With this change, I no longer get error 52's. Instead, I get error 18's
(incomplete transfer). And I see the following line in stderr$testnum:

  curl: (18) transfer closed with 6 bytes remaining to read

Unknown whether the number of bytes is always 6.

5.

OK, so it seems that adding `print STDERR ...` commands before
the `print $_` (in httpserver.pl's #send-a-custom-reply section)
causes error 18. And enabling the $verbose output via -d (which
prints to STDERR *after* stdout) fixes the problem entirely.
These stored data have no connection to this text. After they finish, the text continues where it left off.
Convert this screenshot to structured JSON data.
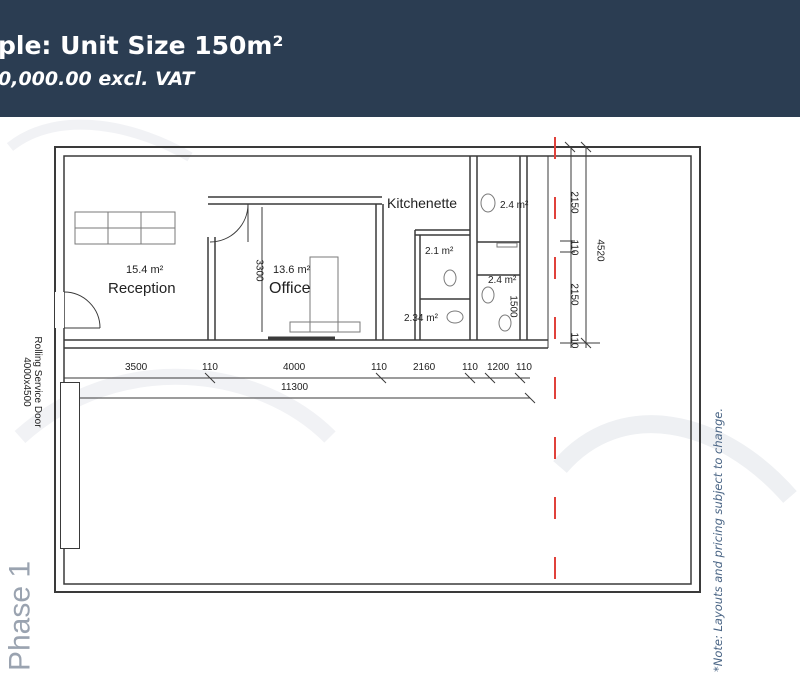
{
  "header": {
    "title": "ple: Unit Size 150m²",
    "subtitle": "0,000.00 excl. VAT"
  },
  "plan": {
    "rooms": {
      "reception_area": "15.4 m²",
      "reception": "Reception",
      "office_area": "13.6 m²",
      "office": "Office",
      "kitchenette": "Kitchenette",
      "wc1_area": "2.4 m²",
      "wc2_area": "2.1 m²",
      "wc3_area": "2.4 m²",
      "wc4_area": "2.34 m²"
    },
    "door_label_1": "Rolling Service Door",
    "door_label_2": "4000x4500",
    "dims": {
      "d3500": "3500",
      "d110a": "110",
      "d4000": "4000",
      "d110b": "110",
      "d2160": "2160",
      "d110c": "110",
      "d1200": "1200",
      "d110d": "110",
      "d11300": "11300",
      "d3300": "3300",
      "d1500": "1500",
      "d2150a": "2150",
      "d110v1": "110",
      "d2150b": "2150",
      "d110v2": "110",
      "d4520": "4520"
    },
    "phase": "Phase 1",
    "note": "*Note: Layouts and pricing subject to change."
  },
  "colors": {
    "header_bg": "#2b3d52",
    "wall": "#3a3a3a",
    "cut_line": "#e0413b",
    "note": "#4a6585"
  }
}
I don't understand perl well enough to even venture a guess,
however, the following change seems to clear up the problem
completely on my machine:

    # flush data:
 -- $| = 1;
 ++ #$| = 1;

    # send a custom reply to the client
    my @data = getpart("reply", "data$part");

Hopefully, this info will help one of you all find the real problem.

Thanks,
--Kevin

-----Original Message-----
From: Daniel Stenberg [mailto:daniel_at_haxx.se]
Sent: Thursday, January 24, 2002 4:09 AM

What kind of errors do you typically get? What output does the script
report?
Do you usually get the same kind of errors?

Your example snippet returned 52 (no output from HTTP server) instead of
0.
Is that common?

The HTTP server is my (poor) attempt at writing a perl server. I know it
doesn't run properly everywhere, and this is likely because of my perl
code.

While I appreciate your efforts and your patch, I really don't think
that is
any good path to take, I think we should instead focus on getting a perl
http
server that *works*. On pretty much all platforms.